In her budget speech, the finance minister proposed increasing STT on futures contracts to 0.05 per cent from 0.02 per cent, a more than two-fold rise that is expected to hit high-volume and short-term traders the hardest. STT on options premium trading was also raised to 0.15 per cent from 0.10 per cent, signalling the government’s intent to curb excessive speculative activity in the derivatives segment and bolster tax revenues.
The budget also flagged a significant change in the taxation of share buybacks. Sitharaman said the government is mulling taxing buybacks as capital gains in the hands of all shareholders, a departure from the current framework. In addition, promoters may be required to pay an additional tax on buybacks, a move aimed at closing loopholes that allow tax-efficient cash distribution.

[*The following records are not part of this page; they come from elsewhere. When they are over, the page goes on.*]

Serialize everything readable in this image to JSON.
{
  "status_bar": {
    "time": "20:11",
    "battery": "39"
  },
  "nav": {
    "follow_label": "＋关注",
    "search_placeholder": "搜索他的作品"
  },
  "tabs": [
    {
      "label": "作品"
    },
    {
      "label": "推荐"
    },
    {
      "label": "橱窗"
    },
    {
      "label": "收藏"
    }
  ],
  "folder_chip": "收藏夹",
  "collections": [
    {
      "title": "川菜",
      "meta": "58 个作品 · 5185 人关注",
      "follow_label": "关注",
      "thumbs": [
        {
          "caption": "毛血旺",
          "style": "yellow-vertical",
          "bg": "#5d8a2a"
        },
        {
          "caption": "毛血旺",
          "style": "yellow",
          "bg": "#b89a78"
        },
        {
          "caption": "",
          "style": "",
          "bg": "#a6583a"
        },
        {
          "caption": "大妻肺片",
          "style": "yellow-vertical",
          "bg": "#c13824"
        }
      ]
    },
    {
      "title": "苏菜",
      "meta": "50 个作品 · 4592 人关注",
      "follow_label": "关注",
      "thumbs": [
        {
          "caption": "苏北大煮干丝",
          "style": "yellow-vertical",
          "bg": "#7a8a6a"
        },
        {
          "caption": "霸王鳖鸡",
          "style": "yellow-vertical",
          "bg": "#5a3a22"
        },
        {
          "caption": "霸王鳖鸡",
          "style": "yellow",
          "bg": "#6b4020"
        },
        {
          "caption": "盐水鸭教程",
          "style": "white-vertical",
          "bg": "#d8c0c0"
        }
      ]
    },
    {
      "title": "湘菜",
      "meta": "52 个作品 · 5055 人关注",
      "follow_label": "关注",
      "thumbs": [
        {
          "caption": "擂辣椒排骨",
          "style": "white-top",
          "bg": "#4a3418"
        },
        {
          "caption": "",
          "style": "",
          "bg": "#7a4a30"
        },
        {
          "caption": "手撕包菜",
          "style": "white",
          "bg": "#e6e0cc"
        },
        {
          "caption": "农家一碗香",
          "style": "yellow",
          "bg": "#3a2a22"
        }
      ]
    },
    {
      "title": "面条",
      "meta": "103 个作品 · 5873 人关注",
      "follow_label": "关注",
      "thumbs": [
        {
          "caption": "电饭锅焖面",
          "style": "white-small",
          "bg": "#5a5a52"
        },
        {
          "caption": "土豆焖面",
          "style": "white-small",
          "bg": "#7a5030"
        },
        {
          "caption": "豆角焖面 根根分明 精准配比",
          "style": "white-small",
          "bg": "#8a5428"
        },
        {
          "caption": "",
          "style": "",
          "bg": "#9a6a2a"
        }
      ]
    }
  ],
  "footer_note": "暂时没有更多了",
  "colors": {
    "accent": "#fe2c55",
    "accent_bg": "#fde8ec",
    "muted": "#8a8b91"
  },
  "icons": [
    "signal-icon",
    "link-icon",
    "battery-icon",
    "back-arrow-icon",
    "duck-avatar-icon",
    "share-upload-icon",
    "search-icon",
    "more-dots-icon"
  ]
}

On the corporate tax front, the finance minister announced a final reduction in the MAT rate to 14 per cent from 15 per cent. She also allowed brought-forward MAT credit up to March 30 to be set off, providing relief to companies that have accumulated credits over the years.
In trade-related measures, the budget proposed withdrawing customs duty exemptions on select items made in India, reinforcing the government’s push for domestic manufacturing. At the same time, the duty-free import limit for seafood processing inputs was raised to 3 per cent of value to support exporters in the sector.